Instructor: [0:00] As great as this is that we can get our Pokémon data, what if I had a mistype here and instead it was Pikacha? If I save that, we get a refresh and it's just going to hang out here forever. If I open up my developer tools and look in my console, I'm going to see that that request did fail because there's no Pokémon by the name of Pikacha.
[0:20] We need to handle our errors and display something useful to the user. What we're going to do here is, we have our success handler and then as a second argument, we'll have our error handler. With this, we need to assign that error to, I don't know, let's make a variable called Pokémon error. We'll assign that error here. Let's make that variable Pokémon error.

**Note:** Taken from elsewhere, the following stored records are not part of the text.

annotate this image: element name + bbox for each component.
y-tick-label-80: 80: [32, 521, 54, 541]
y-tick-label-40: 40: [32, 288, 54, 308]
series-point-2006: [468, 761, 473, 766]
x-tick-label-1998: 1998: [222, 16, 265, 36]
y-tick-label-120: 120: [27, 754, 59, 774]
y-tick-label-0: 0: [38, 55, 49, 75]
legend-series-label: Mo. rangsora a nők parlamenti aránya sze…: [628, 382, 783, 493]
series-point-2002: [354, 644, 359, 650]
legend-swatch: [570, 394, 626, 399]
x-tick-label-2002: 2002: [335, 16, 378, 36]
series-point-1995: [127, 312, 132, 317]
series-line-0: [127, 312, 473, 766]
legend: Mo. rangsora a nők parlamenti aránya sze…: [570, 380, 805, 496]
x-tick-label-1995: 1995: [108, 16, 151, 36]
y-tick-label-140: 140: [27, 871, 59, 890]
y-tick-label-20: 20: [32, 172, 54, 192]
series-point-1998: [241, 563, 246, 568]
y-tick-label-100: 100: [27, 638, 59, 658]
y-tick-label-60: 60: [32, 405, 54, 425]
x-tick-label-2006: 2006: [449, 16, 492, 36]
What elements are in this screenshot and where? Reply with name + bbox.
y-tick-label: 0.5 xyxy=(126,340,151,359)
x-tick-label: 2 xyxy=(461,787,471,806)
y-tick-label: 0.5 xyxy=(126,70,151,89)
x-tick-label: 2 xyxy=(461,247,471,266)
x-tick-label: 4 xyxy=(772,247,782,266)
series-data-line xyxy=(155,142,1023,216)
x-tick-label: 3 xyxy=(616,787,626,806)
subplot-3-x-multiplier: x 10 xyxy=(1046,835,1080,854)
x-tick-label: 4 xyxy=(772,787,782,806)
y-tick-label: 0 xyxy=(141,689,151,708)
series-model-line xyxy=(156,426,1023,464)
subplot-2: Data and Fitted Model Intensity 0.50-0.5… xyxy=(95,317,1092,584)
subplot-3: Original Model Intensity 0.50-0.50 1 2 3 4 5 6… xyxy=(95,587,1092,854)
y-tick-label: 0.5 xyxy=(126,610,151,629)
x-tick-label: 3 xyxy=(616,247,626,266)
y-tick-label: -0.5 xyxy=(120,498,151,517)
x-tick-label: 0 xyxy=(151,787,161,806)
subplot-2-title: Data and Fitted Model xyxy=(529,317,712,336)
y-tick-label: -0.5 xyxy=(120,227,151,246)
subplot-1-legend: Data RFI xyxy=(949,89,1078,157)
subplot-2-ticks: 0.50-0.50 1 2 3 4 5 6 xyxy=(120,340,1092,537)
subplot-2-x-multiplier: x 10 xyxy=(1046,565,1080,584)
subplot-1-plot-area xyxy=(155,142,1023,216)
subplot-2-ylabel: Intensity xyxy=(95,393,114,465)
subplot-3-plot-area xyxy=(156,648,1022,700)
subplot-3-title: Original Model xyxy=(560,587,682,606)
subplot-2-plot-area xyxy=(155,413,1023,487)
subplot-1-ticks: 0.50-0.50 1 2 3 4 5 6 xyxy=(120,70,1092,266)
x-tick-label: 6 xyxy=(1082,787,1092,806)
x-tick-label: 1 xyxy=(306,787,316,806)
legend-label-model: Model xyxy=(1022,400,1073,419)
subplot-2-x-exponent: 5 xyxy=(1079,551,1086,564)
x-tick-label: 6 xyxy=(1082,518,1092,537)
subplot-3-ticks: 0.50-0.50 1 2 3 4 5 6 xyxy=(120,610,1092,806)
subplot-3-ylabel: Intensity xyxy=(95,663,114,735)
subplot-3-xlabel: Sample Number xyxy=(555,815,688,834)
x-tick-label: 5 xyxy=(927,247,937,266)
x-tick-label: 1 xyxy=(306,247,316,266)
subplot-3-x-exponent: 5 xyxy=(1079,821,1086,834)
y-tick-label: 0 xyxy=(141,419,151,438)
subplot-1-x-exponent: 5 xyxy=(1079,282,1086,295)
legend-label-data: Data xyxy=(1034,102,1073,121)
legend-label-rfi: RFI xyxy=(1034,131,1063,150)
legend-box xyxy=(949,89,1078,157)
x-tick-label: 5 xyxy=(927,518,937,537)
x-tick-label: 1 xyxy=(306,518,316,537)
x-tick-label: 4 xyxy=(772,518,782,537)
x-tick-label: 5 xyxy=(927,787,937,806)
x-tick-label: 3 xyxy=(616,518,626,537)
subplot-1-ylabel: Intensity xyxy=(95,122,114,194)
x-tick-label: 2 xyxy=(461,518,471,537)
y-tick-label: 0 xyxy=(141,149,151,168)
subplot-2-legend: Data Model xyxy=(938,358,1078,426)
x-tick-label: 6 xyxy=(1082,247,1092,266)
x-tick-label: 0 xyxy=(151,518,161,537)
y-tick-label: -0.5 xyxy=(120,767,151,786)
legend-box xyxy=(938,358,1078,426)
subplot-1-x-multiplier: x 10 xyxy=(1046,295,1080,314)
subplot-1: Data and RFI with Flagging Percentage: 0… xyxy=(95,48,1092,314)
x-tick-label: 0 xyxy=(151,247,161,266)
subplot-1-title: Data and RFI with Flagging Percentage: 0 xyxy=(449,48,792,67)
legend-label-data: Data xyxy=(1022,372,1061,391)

[0:42] Then in our Pokémon info, we'll say if there's a Pokémon error, then we can actually just throw the Pokémon error, and we can rely on an error boundary to catch that for us. It just so happens that we have a utils file here. This has an error boundary built out for us. This is the standard error boundary API that React has supported for quite some time.
[1:03] We're just going to import that from our utils. Let me just grab that. Then, we'll render our error boundary around our Suspense component. We'll say error boundary right here, and that error boundary is going to catch that thrown error. Here we have it. There was an error, and we have some additional information for our particular error.
[1:22] Let's go ahead and let's try one of these other Pokémon. We'll say Mew. Save that, get a refresh, and there's Mew's information. Again, if we give it a Pokémon that isn't supported, we're going to get that error boundary catching the error that we're throwing, so that we can handle that error appropriately.
[1:37] In review, to handle errors with Suspense, you're going to need to have some sort of tracking of the error that is happening. Then you can simply throw that error during render, and rely on the error boundary to catch that and display the information appropriately. Alternatively, we could have just rendered some JSX here, but I prefer to rely on error boundaries when handling errors in my app.
[1:58] The error boundary we're using is a pretty standard error boundary that React has supported for quite some time, which implements the getDerivedStateFromError static method to manage our error state. This is what's going to render out the message when we experience an error.
When you said that you prefer relying on ErrorBoundary in the app, does it mean that you wrap individual components and thus have multiple instances of it?
Think of Error Boundaries as
try/catch blocks. It can be useful to have one that wraps the whole app, but then it's good to wrap it around specific places to give more helpful/contextual error messages.